Several of Russia's national squad are now playing professionally in England, including Northampton's Vasily Artemyev and London Welsh's Kirill Kulemin. And our men's team visited England last year as part of its preparations for this summer's tournament and played against a number of teams including Canada and the U.S.
My message to the many British companies that attended last week's reception was simple. Moscow will stage a fantastic tournament and your organisation should be there, not just to experience an amazing sporting spectacle in one of the world's most vibrant cities, but to use Moscow 2013 as an opportunity to further develop your own business contacts and commercial opportunities.
As with any growing company with global ambition, a clear vision and a desire to develop new markets, the IRB has chosen Moscow to help grow rugby in what it has termed a 'new frontier' - Russia. That is a smart strategy that I am confident will show real dividends in the years ahead.
The nations of Great Britain have for a long time played an important role in developing and professionalising rugby, and Russia is now benefiting from Britain's longstanding rugby experience.
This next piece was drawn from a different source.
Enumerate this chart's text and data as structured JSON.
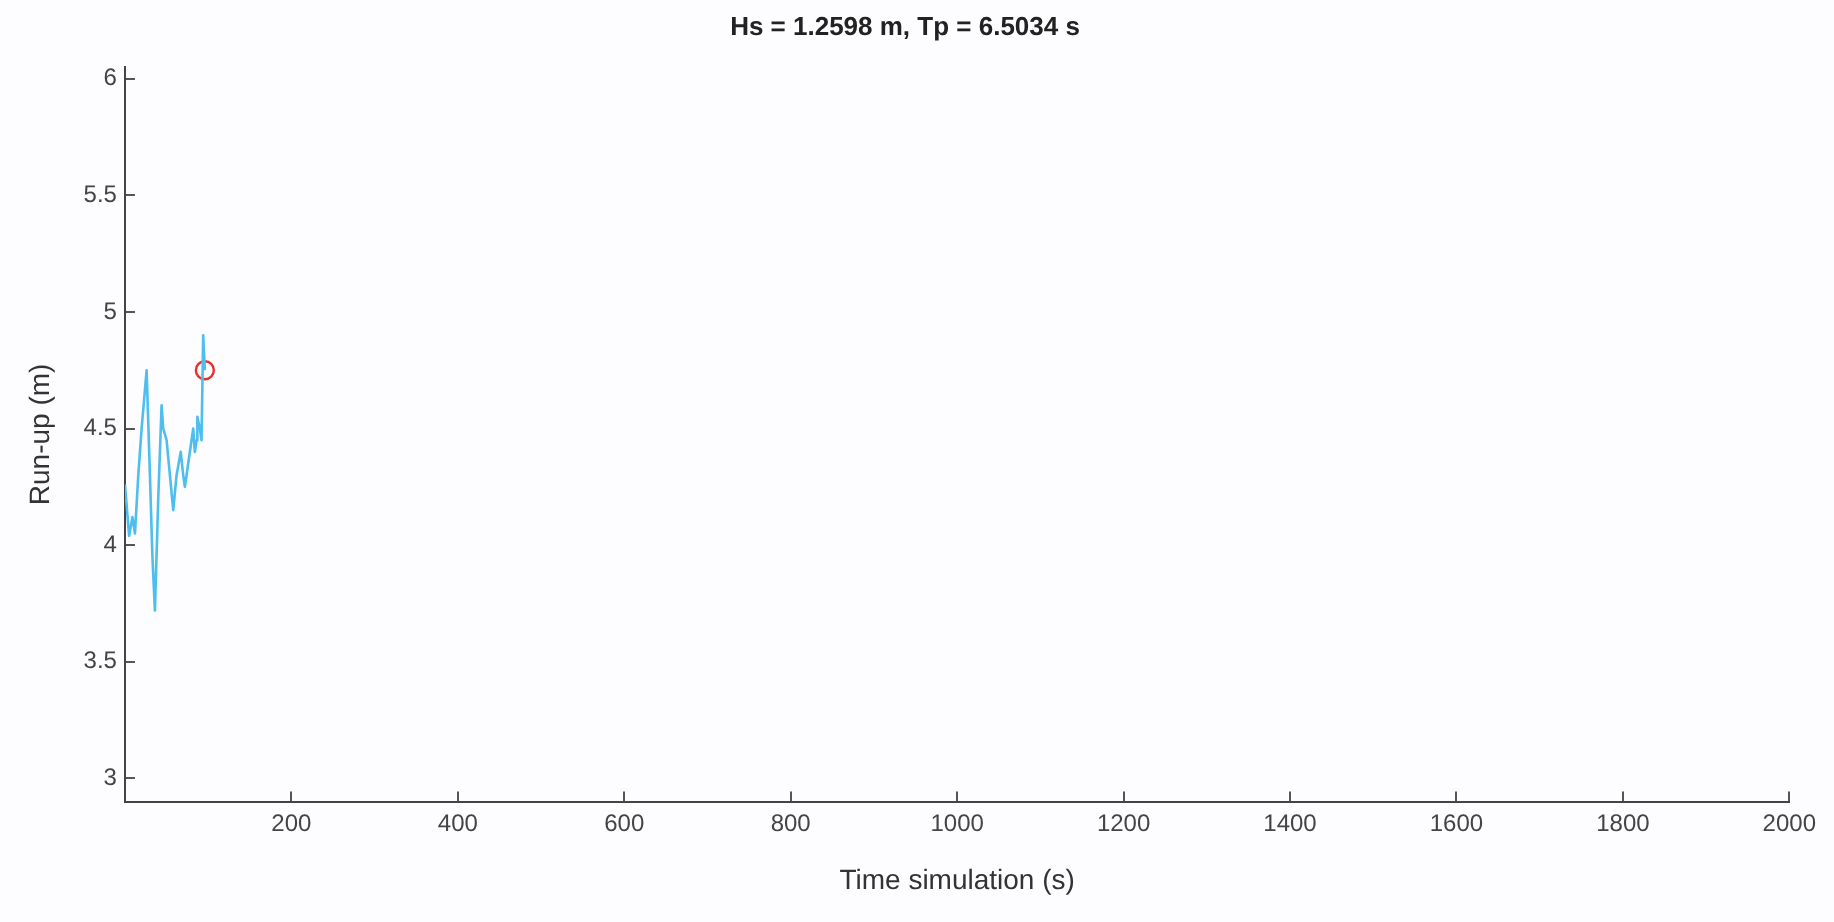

By hosting the World Cup Sevens 2013 in Moscow, the time when Russia can stand tall on the rugby pitch is now closer than it has ever been, thanks to the vision of the IRB.
Moscow cannot wait to welcome the world's rugby community in June 2013. So whether you want to be part of a great sporting spectacle, experience Moscow and all that it has to offer in the height of summer, or develop your Russian business contacts, come and join the party!
Alexander Yakovenko is Ambassador of the Russian Federation to the United Kingdom. He was previously Deputy Minister of Foreign Affairs of the Russian Federation.